Die Zwerge verhielten sich zu der Chronik wie zu einem Heiligtum, und
wenn eine abgeschlossene Rolle in den Schrank gelegt wurde, wagte es
niemand mehr, sie anzurühren. So lagen die Rollen viele Jahrhunderte
ungenutzt da.

Die HEXE ARACHNA

DAS ERWACHEN
    Es war ein ungewöhnlicher Tag im kleinen Staat der Zwerge. Der
Morgen verlief wie gewöhnlich, doch um die Mittagszeit erschütterte
ein seltsamer Lärm die Höhle. Einigen kam er wie ein sehr lauter
Seufzer vor, anderen wie ein Windstoß oder wie das Gebrüll eines
riesigen Tieres. Die Luft in der Höhle geriet in Bewegung, und
mehrere Lichter erloschen. Von der Decke fielen kleine Steine, und das
Echo des unerklärlichen Lärms drang ins Freie und versetzte die
Umgebung in Aufregung. Die Zwerge, die sich im Tal befanden, liefen
so schnell sie konnten zur Höhle, aus der ihnen die erschreckten
Wachen entgegenstürzten. Verständnislos fragte man einander:
„Hast du gehört? Was soll das bedeuten? Ist das vielleicht
Weltuntergang?“
Nur der weise Kastaglio, der Älteste der Zwerge und ihr Chronist,
erriet, was geschehen war. Er erhob den Zeigefinger und rief mit
feierlicher Stimme:
„Unsere Herrin erwacht!“
    Kastaglio hatte recht. Das seltsame Gepolter hatte das Gähnen der
erwachenden Hexe verursacht. Dem ersten Gähnen folgten ein zweites und
dann noch eins, und von dem Gedröhn erloschen die restlichen Lichter,
zerbrachen die kleinen Tische, Stühle und Bettchen der Zwerge und
knackte es unheimlich in den Wänden der Höhle. Endlich war Arachna
wach. Ein schlafender Mensch merkt nicht den Lauf der Zeit, und der Hexe
schien es, als sei sie ebenerst den zahllosen Tieren entronnen, die der
mächtige Hurrikap auf sie gehetzt hatte.

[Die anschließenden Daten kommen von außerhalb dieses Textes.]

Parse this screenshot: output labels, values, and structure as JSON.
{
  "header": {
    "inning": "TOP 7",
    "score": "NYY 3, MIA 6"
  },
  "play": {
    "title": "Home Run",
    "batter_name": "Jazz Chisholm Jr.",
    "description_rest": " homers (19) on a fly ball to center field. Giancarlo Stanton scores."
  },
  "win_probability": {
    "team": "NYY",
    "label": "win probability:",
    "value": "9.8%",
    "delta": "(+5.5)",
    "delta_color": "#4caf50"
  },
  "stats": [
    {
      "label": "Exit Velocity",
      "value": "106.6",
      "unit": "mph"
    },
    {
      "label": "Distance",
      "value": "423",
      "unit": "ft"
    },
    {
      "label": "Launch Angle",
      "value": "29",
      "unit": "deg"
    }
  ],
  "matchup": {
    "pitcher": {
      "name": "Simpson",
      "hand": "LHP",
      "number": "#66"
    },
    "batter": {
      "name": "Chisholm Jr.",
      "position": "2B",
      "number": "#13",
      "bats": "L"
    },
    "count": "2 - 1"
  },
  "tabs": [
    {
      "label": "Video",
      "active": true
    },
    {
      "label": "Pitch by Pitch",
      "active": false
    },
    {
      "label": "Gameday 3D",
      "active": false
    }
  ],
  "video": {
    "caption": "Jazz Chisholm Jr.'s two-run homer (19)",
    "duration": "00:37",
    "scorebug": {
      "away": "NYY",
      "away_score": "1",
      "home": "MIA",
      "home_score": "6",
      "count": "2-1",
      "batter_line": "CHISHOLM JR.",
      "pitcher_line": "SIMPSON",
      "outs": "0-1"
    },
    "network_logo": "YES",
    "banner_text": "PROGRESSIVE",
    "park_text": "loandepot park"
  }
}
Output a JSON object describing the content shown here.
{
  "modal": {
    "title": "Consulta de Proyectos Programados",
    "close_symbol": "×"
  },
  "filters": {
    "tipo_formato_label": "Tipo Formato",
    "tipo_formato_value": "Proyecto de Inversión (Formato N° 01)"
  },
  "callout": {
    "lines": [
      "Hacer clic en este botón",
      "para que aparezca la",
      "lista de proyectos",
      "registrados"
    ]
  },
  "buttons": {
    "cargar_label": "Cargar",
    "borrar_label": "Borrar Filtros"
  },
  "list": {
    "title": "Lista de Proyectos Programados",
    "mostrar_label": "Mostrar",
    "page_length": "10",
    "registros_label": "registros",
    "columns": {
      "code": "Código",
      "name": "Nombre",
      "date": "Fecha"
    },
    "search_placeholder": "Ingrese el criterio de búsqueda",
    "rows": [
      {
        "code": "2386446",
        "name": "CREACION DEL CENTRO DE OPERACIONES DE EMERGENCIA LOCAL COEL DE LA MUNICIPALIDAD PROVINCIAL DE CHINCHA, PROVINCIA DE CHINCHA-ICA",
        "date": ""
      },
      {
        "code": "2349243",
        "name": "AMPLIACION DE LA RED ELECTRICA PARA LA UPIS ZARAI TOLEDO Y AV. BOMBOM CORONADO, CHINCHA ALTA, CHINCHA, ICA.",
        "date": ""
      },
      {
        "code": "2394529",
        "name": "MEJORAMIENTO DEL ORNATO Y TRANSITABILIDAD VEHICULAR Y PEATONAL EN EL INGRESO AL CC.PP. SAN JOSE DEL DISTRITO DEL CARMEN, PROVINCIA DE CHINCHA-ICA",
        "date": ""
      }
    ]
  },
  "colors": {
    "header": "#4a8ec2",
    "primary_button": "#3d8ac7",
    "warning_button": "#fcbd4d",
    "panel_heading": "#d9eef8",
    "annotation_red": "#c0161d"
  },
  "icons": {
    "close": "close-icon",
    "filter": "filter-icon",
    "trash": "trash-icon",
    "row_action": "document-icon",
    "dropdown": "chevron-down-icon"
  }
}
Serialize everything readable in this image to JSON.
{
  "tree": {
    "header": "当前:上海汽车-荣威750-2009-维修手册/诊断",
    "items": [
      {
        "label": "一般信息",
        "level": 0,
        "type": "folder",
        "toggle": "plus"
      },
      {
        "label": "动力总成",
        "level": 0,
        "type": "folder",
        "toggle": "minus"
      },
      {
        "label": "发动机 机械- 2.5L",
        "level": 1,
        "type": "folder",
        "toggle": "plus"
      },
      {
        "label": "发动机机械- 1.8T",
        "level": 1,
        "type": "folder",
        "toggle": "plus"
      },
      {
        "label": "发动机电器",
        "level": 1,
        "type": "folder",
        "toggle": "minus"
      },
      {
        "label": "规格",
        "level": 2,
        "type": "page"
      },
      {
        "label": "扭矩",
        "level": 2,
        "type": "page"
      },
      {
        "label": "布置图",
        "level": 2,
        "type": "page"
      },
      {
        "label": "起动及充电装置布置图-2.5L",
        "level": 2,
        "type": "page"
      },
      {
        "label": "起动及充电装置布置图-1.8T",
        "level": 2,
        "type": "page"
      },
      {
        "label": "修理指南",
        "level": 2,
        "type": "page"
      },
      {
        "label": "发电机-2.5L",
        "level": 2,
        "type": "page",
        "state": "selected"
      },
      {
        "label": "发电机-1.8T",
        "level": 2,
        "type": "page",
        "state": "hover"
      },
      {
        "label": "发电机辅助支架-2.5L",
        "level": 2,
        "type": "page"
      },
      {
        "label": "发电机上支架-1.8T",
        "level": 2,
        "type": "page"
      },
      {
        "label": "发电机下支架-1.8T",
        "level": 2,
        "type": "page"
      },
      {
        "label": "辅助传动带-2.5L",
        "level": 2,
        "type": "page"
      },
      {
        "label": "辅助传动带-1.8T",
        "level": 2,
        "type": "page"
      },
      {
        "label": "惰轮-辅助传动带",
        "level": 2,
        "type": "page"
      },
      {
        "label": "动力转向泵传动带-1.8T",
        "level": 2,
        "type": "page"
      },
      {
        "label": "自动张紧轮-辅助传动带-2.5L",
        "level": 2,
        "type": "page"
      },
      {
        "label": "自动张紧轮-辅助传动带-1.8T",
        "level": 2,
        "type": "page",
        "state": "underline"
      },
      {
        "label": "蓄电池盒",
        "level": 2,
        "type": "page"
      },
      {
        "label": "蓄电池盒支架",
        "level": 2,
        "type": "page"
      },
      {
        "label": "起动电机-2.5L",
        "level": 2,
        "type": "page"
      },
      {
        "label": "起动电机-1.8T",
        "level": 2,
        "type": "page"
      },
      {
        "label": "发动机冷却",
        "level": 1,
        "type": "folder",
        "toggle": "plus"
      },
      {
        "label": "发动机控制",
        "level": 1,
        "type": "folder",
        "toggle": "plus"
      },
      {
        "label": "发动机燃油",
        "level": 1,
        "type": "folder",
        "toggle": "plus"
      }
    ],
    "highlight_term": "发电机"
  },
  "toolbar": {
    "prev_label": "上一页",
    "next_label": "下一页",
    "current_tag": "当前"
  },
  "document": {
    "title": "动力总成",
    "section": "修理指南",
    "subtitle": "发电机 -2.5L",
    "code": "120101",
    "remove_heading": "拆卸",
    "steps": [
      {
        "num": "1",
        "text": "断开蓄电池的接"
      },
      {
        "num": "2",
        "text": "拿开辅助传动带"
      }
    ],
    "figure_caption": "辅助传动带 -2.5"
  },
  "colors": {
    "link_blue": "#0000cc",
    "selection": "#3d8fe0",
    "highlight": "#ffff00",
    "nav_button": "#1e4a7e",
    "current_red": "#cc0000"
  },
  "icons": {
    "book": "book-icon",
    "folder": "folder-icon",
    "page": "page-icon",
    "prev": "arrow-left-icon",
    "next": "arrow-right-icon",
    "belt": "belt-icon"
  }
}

Nur verstand sie nicht, wohin die
Tiere verschwunden waren und warum sie, Arachna, auf dem Ruhelager in
ihrer Höhle lag. Sie rief:
„Hallo, ist jemand da? Er komme herein!“
Eine Schar Zwerge unter der Führung Kastaglios betrat zaghaft die Höhle
und bahnte sich einen Weg durch die Trümmer.
„Man hole Antreno!“ befahl die Hexe. „Er soll mir erklären, was hier
geschehen ist.“
„Einen Mann dieses Namens kennen wir nicht, Herrin“, wagte Kastaglio zu
sagen. „In unserem Stamm ist schon lange niemand so genannt worden.“
„Habe ich denn so lange geschlafen?“ fragte Arachna ungläubig.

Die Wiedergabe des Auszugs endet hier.